Travail et imitation de travail

Cet examen des pratiques néo-malthusiennes qui, sous prétexte d'efficacité et de rentabilité, organisent le gaspillage et le désinvestissement, nous mène à Alexandre Zinoviev, professeur de philosophie et de logique à Leningrad (aujourd'hui Saint-Pétersbourg), expulsé d'URSS en 1978 après la parution clandestine de son livre Les hauteurs béantes[128], et revenu en Russie en 1999. Dans cet ouvrage, qui mêle la fiction à la philosophie et à l'analyse politique, Zinoviev élabore une théorie du fonctionnement de la société soviétique dont beaucoup d'aspects s'appliquent bien à tout univers bureaucratique, qu'il s'agisse des états-majors des grandes entreprises multinationales, des universités ou des administrations centrales du secteur public français.

Une des thèses les plus pénétrantes de Zinoviev consiste à distinguer le travail de l'imitation de travail (p. 216-218).

« Le travail nécessite souvent peu de monde (parfois deux ou trois, ou à la rigueur cinq personnes). L'imitation du travail mobilise de grandes masses de gens, qui peuvent se compter par dizaines et par centaines...

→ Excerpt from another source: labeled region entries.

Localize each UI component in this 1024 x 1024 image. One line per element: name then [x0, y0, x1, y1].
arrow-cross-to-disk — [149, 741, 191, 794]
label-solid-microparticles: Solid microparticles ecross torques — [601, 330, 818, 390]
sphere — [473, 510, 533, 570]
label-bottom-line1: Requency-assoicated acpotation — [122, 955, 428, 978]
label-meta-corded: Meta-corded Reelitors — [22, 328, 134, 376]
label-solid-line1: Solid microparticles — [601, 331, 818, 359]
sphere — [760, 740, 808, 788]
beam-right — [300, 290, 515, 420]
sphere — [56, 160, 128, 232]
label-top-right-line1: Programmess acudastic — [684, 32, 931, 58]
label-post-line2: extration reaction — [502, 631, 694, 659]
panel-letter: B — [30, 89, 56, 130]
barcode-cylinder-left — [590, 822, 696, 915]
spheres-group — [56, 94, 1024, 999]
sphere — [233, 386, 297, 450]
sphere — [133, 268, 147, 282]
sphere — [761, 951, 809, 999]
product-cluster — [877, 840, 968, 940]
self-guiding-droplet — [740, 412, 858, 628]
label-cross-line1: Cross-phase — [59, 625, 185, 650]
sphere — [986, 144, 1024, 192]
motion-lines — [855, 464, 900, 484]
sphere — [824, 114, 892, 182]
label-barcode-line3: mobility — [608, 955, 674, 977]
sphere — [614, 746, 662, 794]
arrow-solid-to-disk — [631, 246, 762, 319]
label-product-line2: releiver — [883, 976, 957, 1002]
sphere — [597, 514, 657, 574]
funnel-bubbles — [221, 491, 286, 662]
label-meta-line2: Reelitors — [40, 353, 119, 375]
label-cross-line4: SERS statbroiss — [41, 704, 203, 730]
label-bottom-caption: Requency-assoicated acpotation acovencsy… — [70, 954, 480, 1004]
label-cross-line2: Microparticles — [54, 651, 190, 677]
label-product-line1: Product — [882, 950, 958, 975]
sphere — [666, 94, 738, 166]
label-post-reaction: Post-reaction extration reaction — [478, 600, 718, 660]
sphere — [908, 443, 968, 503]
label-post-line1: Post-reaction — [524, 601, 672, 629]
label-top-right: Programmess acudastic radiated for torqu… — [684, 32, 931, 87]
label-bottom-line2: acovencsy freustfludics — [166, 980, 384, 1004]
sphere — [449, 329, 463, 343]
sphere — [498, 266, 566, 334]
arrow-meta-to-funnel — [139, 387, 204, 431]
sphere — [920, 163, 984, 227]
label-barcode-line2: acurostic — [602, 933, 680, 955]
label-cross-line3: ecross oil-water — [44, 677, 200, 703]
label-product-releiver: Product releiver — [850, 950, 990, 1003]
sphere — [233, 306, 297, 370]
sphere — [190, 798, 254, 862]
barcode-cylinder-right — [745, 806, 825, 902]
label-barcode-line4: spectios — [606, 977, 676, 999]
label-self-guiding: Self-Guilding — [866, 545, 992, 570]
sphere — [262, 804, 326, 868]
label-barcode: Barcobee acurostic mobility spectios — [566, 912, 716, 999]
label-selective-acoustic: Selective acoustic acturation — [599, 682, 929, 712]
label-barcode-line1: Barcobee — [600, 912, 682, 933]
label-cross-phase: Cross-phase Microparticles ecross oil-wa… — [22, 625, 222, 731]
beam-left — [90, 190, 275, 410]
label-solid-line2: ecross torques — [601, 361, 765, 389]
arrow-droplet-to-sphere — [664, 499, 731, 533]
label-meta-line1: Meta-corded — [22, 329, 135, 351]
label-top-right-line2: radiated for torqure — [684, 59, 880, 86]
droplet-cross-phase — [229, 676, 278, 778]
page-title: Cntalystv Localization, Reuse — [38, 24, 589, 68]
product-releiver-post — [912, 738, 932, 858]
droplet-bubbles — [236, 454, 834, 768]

Bien souvent, le travail peut être fait en quelques jours ou en quelques mois. L'imitation du travail peut durer des années ou des décennies entières...

Le travail est discret, banal, ennuyeux. Il est laborieux. L'imitation est faite d'agitation. On peut la figurer comme une immense représentation théâtrale. Ce sont des réunions, des symposiums, des rapports d'activité, des voyages, des luttes groupusculaires, des remplacements de direction, des commissions, etc. »

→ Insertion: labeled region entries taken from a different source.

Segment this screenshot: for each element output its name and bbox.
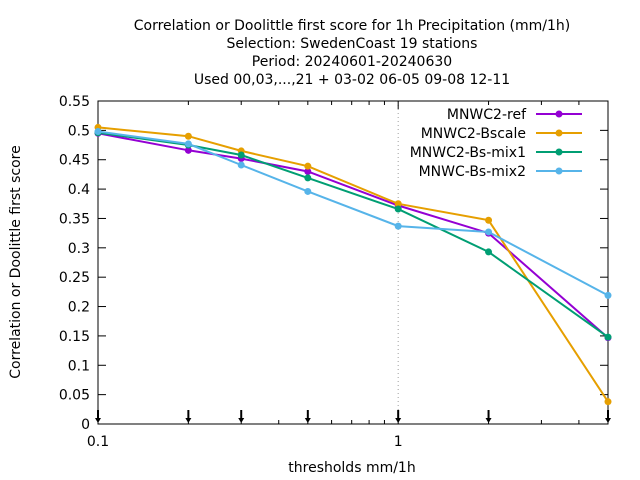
threshold-arrow-head	[605, 418, 611, 423]
legend-swatch-marker	[555, 148, 563, 156]
data-point	[94, 128, 102, 136]
y-tick-label: 0.3	[68, 241, 90, 257]
threshold-markers	[95, 410, 611, 423]
data-point	[304, 187, 312, 195]
threshold-arrow-head	[95, 418, 101, 423]
data-point	[304, 162, 312, 170]
y-tick-label: 0.2	[68, 300, 90, 316]
data-point	[304, 167, 312, 175]
y-tick-label: 0.1	[68, 358, 90, 374]
series-MNWC2-Bs-mix1	[94, 129, 612, 341]
data-point	[604, 398, 612, 406]
y-tick-label: 0.4	[68, 182, 90, 198]
y-tick-label: 0.25	[59, 270, 90, 286]
data-point	[485, 248, 493, 256]
y-axis-label: Correlation or Doolittle first score	[8, 145, 24, 378]
y-axis: 0 0.05 0.1 0.15 0.2 0.25 0.3 0.35 0.4 0.45 0.5 0.55	[59, 94, 608, 433]
legend-entry: MNWC2-Bscale	[421, 126, 582, 142]
data-point	[485, 216, 493, 224]
series-MNWC2-Bscale	[94, 123, 612, 406]
data-point	[304, 174, 312, 182]
threshold-arrow	[395, 410, 402, 423]
series-MNWC2-ref	[94, 129, 612, 342]
y-tick-label: 0.35	[59, 211, 90, 227]
threshold-arrow-head	[485, 418, 492, 423]
data-point	[184, 132, 192, 140]
data-point	[394, 205, 402, 213]
legend-label: MNWC2-ref	[447, 107, 527, 123]
data-point	[184, 140, 192, 148]
legend-entry: MNWC2-Bs-mix1	[410, 145, 582, 161]
x-tick-label: 0.1	[87, 434, 109, 450]
threshold-arrow	[605, 410, 611, 423]
data-point	[604, 291, 612, 299]
threshold-arrow	[185, 410, 192, 423]
series-line	[97, 131, 609, 338]
legend-label: MNWC2-Bscale	[421, 126, 526, 142]
y-tick-label: 0.5	[68, 123, 90, 139]
series-line	[97, 132, 609, 339]
legend-entry: MNWC2-ref	[447, 107, 582, 123]
y-tick-label: 0.45	[59, 153, 90, 169]
plot-border	[97, 100, 609, 425]
x-axis: 0.1 1	[87, 101, 609, 450]
series	[94, 123, 612, 406]
threshold-arrow-head	[395, 418, 402, 423]
y-tick-label: 0.55	[59, 94, 90, 110]
data-point	[485, 228, 493, 236]
y-tick-label: 0.05	[59, 388, 90, 404]
legend-swatch-marker	[555, 110, 563, 118]
series-MNWC-Bs-mix2	[94, 128, 612, 299]
legend-swatch-marker	[555, 129, 563, 137]
title-line-2: Selection: SwedenCoast 19 stations	[227, 36, 478, 52]
data-point	[604, 333, 612, 341]
data-point	[394, 200, 402, 208]
threshold-arrow-head	[185, 418, 192, 423]
legend-swatch-marker	[555, 167, 563, 175]
threshold-arrow-head	[238, 418, 245, 423]
plot-frame	[97, 100, 609, 425]
series-line	[97, 126, 609, 403]
threshold-arrow	[95, 410, 101, 423]
threshold-arrow	[304, 410, 311, 423]
legend-entry: MNWC-Bs-mix2	[419, 164, 582, 180]
threshold-arrow-head	[304, 418, 311, 423]
threshold-arrow	[238, 410, 245, 423]
chart-title: Correlation or Doolittle first score for…	[134, 18, 571, 88]
legend: MNWC2-ref MNWC2-Bscale MNWC2-Bs-mix1 MNWC-B…	[410, 107, 582, 180]
x-axis-label: thresholds mm/1h	[288, 460, 415, 476]
legend-label: MNWC2-Bs-mix1	[410, 145, 526, 161]
data-point	[184, 146, 192, 154]
title-line-3: Period: 20240601-20240630	[252, 54, 452, 70]
threshold-arrow	[485, 410, 492, 423]
legend-label: MNWC-Bs-mix2	[419, 164, 526, 180]
x-tick-label: 1	[394, 434, 403, 450]
title-line-1: Correlation or Doolittle first score for…	[134, 18, 571, 34]
y-tick-label: 0	[81, 417, 90, 433]
data-point	[237, 151, 245, 159]
data-point	[237, 161, 245, 169]
y-tick-label: 0.15	[59, 329, 90, 345]
data-point	[394, 222, 402, 230]
title-line-4: Used 00,03,...,21 + 03-02 06-05 09-08 12…	[194, 72, 510, 88]
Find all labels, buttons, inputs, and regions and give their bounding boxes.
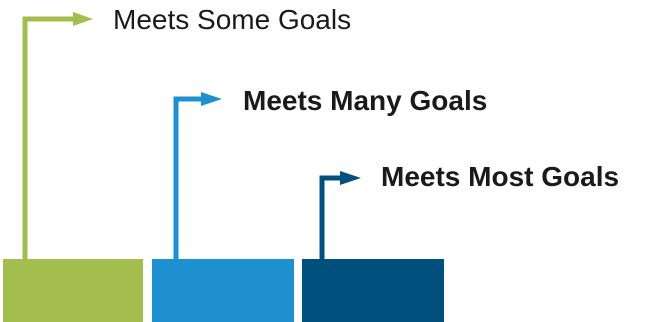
step-block-some — [3, 259, 143, 322]
step-block-most — [302, 259, 444, 322]
step-block-many — [152, 259, 294, 322]
arrow-right-icon — [73, 12, 93, 26]
step-some-goals — [3, 12, 143, 322]
arrow-right-icon — [201, 92, 222, 106]
step-most-goals — [302, 171, 444, 322]
step-connector-some — [22, 16, 75, 259]
step-label-many-goals: Meets Many Goals — [243, 85, 488, 116]
arrow-right-icon — [340, 171, 361, 185]
step-label-most-goals: Meets Most Goals — [381, 161, 620, 192]
step-many-goals — [152, 92, 294, 322]
step-connector-many — [173, 96, 203, 259]
step-connector-most — [319, 175, 342, 259]
step-label-some-goals: Meets Some Goals — [113, 4, 352, 35]
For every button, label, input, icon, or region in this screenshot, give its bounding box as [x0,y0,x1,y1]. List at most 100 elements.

Zinoviev applique ce concept d'imitation de travail à l'analyse de la société soviétique dans son ensemble et aussi, de façon plus particulière, au monde de la création intellectuelle, de la recherche scientifique et des universités. On pourra penser à un rapprochement avec le chef-d'oeuvre de Robert Musil, L'homme sans qualité, et à sa description ironique, acerbe mais pleine d'humanité de l'Action parallèle, regroupement de dames aristocratiques et d'intellectuels mondains pour améliorer le climat spirituel de l'empire austro-hongrois, alors que l'on est à la veille de la guerre de 1914-1918 et à l'avant-veille de l'ascension du nazisme.

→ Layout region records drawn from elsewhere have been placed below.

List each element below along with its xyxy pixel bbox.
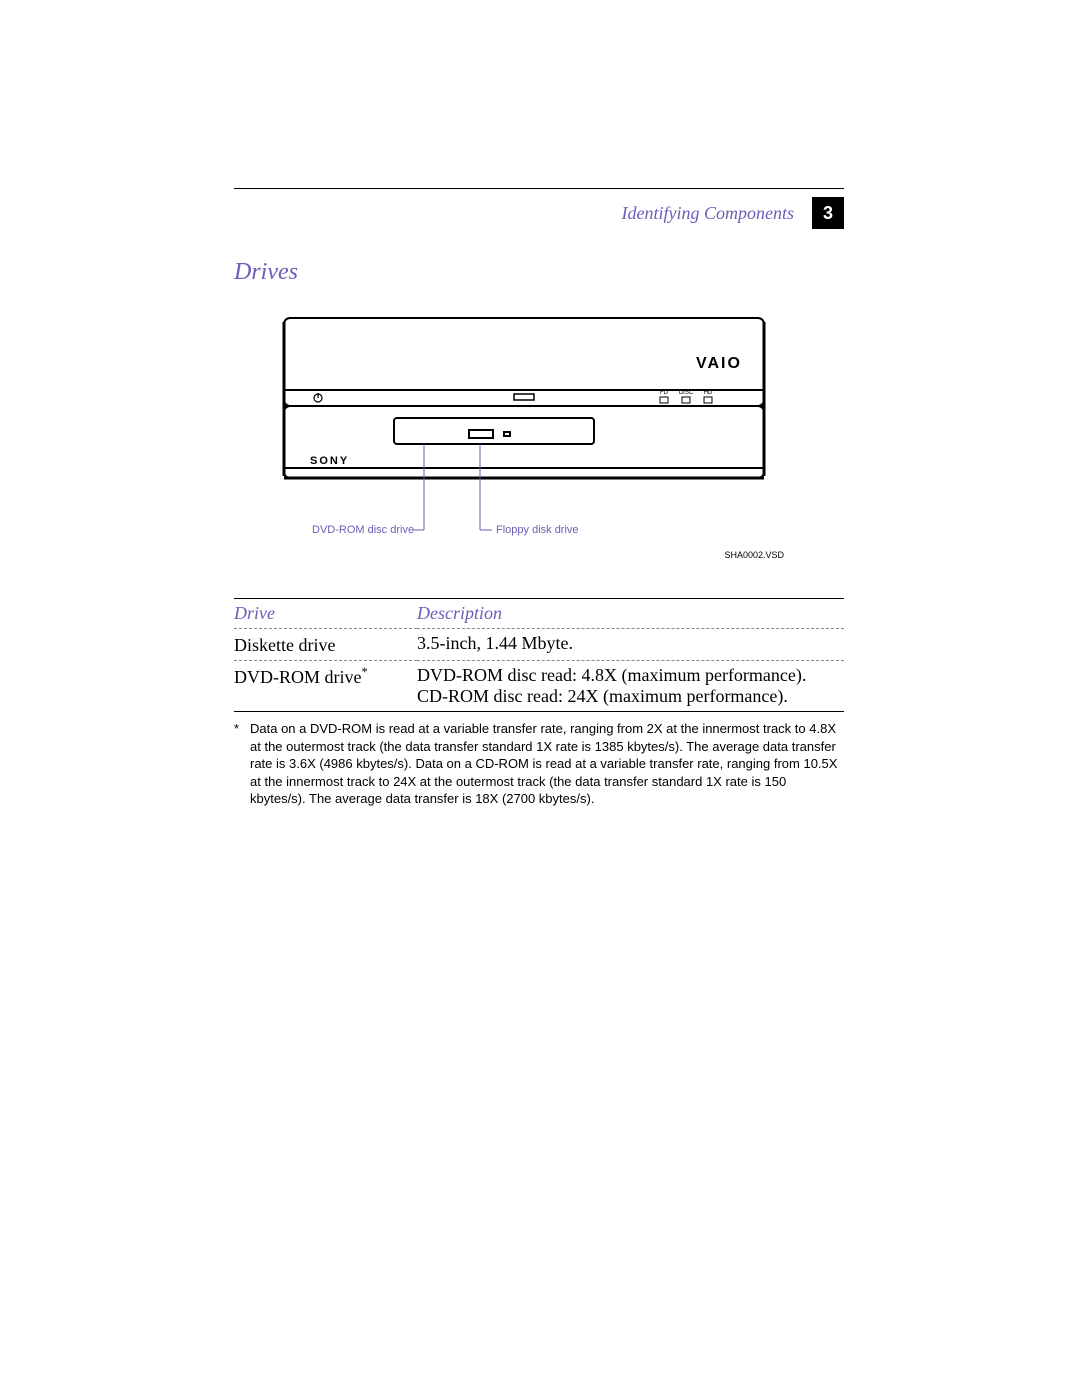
- document-page: Identifying Components 3 Drives: [0, 0, 1080, 1397]
- drives-figure: FD DISC HD VAIO SONY: [264, 308, 784, 568]
- table-cell-description: 3.5-inch, 1.44 Mbyte.: [417, 629, 844, 661]
- header-rule: [234, 188, 844, 189]
- indicator-label-fd: FD: [660, 390, 669, 396]
- figure-id: SHA0002.VSD: [724, 550, 784, 560]
- page-number: 3: [812, 197, 844, 229]
- vaio-logo-text: VAIO: [696, 355, 742, 372]
- footnote-text: Data on a DVD-ROM is read at a variable …: [250, 720, 844, 808]
- callout-floppy: Floppy disk drive: [496, 524, 579, 536]
- table-cell-description: DVD-ROM disc read: 4.8X (maximum perform…: [417, 661, 844, 712]
- callout-dvd-rom: DVD-ROM disc drive: [312, 524, 414, 536]
- section-title: Drives: [234, 259, 844, 286]
- drive-suffix: *: [362, 665, 368, 679]
- footnote-marker: *: [234, 720, 250, 808]
- table-header-description: Description: [417, 599, 844, 629]
- table-cell-drive: Diskette drive: [234, 629, 417, 661]
- page-header: Identifying Components 3: [234, 197, 844, 229]
- table-row: Diskette drive 3.5-inch, 1.44 Mbyte.: [234, 629, 844, 661]
- table-row: DVD-ROM drive* DVD-ROM disc read: 4.8X (…: [234, 661, 844, 712]
- indicator-label-hd: HD: [704, 390, 713, 396]
- indicator-label-disc: DISC: [679, 390, 694, 396]
- content-frame: Identifying Components 3 Drives: [234, 188, 844, 808]
- drive-name: DVD-ROM drive: [234, 667, 362, 687]
- drives-table: Drive Description Diskette drive 3.5-inc…: [234, 598, 844, 712]
- sony-logo-text: SONY: [310, 455, 349, 467]
- table-header-drive: Drive: [234, 599, 417, 629]
- footnote: * Data on a DVD-ROM is read at a variabl…: [234, 720, 844, 808]
- header-section-label: Identifying Components: [622, 203, 794, 224]
- drive-name: Diskette drive: [234, 635, 335, 655]
- table-header-row: Drive Description: [234, 599, 844, 629]
- table-cell-drive: DVD-ROM drive*: [234, 661, 417, 712]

Le lecteur qui aurait fréquenté certains états-majors du secteur tertiaire, certaines administrations centrales ou certains milieux académiques conviendra sans doute que la description de Zinoviev ne s'applique pas uniquement au système bureaucratique soviétique. Lorsque, après avoir fréquenté pendant plusieurs années le monde des administrations financières françaises, j'ai lu ces lignes --- je ne saurais trop conseiller au lecteur de se reporter au texte intégral --- j'ai eu l'impression précise de lire une analyse pénétrante d'une situation vécue des dizaines de fois. Depuis lors, d'innombrables réunions de groupes de gestion de projet ou de commissions des marchés ont enrichi ma collection d'imitations de travail, et la suite de ce livre ne manquera pas d'y puiser.


1
Il convient de distinguer la démocratie sociale, qui consiste en ce qu'aucune fonction sociale n'est réservée à une catégorie particulière de personnes distinguées par leur naissance, de la démocratie politique, qui établit le pouvoir du peuple, c'est-à-dire le fait que le peuple crée les lois.
2
Que l'on compare simplement, pour s'en convaincre, les poids politiques respectifs du Ministère de l'Agriculture et du vague sous-secrétariat d'État au rattachement variable qui s'occupe de l'industrie.
3
J'y insiste encore : les méthodes décrites ici et d'ailleurs dans l'ensemble de ce livre comme des aberrations reposent toutes, au départ, sur du bon sens et de bonnes idées. C'est leur application systématique qui en fait des catastrophes. On trouvera une synthèse sur la question des modes managériales chez Michel Villette[109].